Just before Christmas, the CSIRO presented the government with an analysis in support of their beliefs that wind and solar are the cheapest electricity supply sources. The Australian Energy Market Operator (AEMO) also issued its latest Integrated Systems Plan (ISP), carrying a similar but more nuanced message.
Overlooking evidence that the higher the share of renewables the higher the electricity price, CSIRO’s analysis (GenCost 2023-24) also rejected concerns that the intermittent nature of renewables would translate to impossibly high costs.
Implicitly, the report endorsed the COP28 climate forum’s communique that urges governments to further inch their economies away from coal, gas, and oil. As an added bonus for the government, the CSIRO report lambasted the Coalition’s recent nuclear besottedness, saying this too is vastly more expensive than wind and solar.
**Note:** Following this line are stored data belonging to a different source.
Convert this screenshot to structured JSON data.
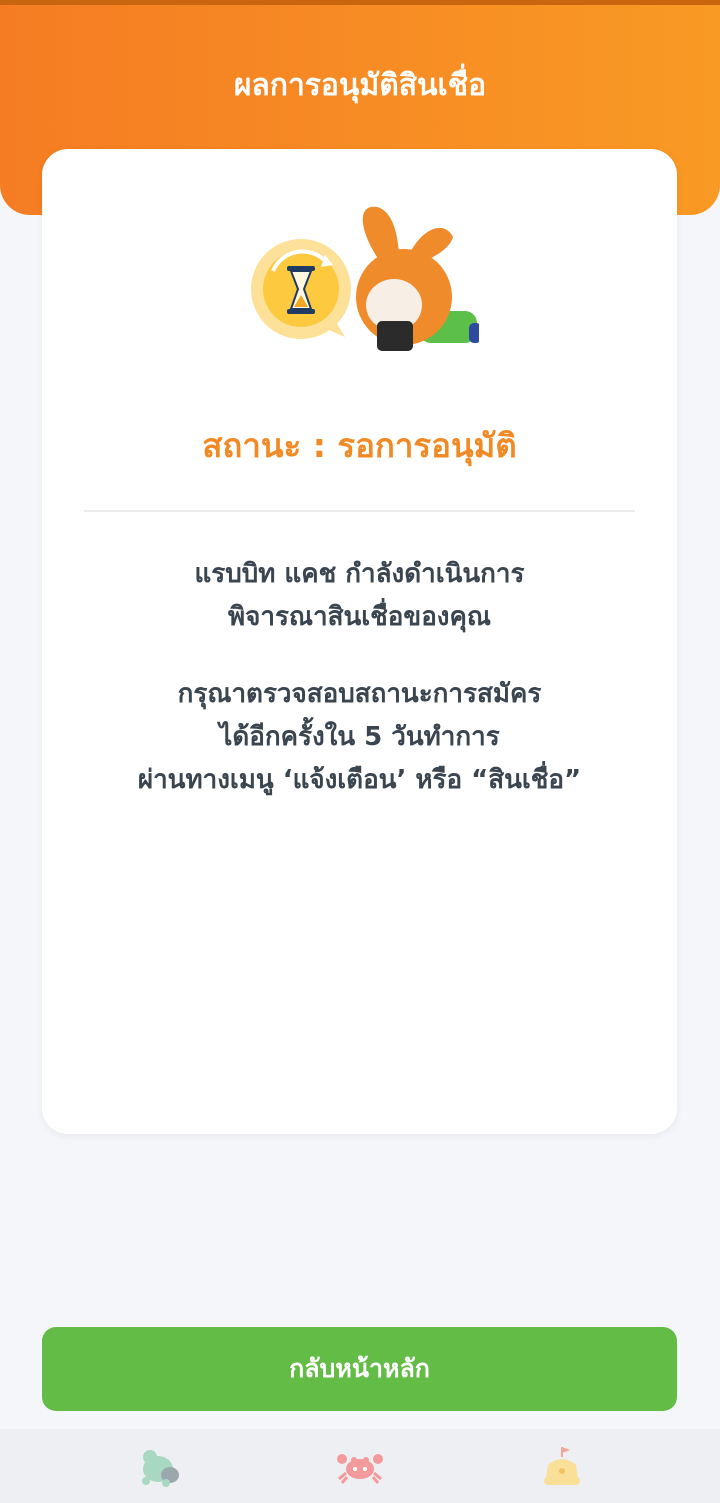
{
  "header": {
    "title": "ผลการอนุมัติสินเชื่อ"
  },
  "status": {
    "text": "สถานะ : รอการอนุมัติ",
    "illustration_icon": "hourglass-rabbit-illustration"
  },
  "message": {
    "paragraph1": [
      "แรบบิท แคช กำลังดำเนินการ",
      "พิจารณาสินเชื่อของคุณ"
    ],
    "paragraph2": [
      "กรุณาตรวจสอบสถานะการสมัคร",
      "ได้อีกครั้งใน 5 วันทำการ",
      "ผ่านทางเมนู ‘แจ้งเตือน’ หรือ “สินเชื่อ”"
    ]
  },
  "button": {
    "label": "กลับหน้าหลัก"
  },
  "bottom_nav": {
    "items": [
      "turtle-icon",
      "crab-icon",
      "sandcastle-icon"
    ]
  },
  "colors": {
    "header_gradient_start": "#f57c23",
    "header_gradient_end": "#f99a24",
    "status_text": "#f18a24",
    "button": "#63bc46",
    "body_text": "#3a4550",
    "background": "#f5f6fa"
  }
}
Stung by criticism that its earlier cost confections simply assumed the availability of transmission and other support for new, dispersed and irregular wind and solar, CSIRO this time claims to have added in these costs. And voila! Wind and solar are still the cheapest forms of power.
To arrive at that result, CSIRO plays down the cost and need for wind and solar backup. It overstates the cost of coal new plants by:
- understating its operational capability (its consultants, Aurecon, use a 93 per cent ‘capacity factor’ whereas CSIRO uses a maximum of 80 per cent)
- overstating the cost of fuel; and
- assuming a new coal plant would be located on a green field site with no existing infrastructure.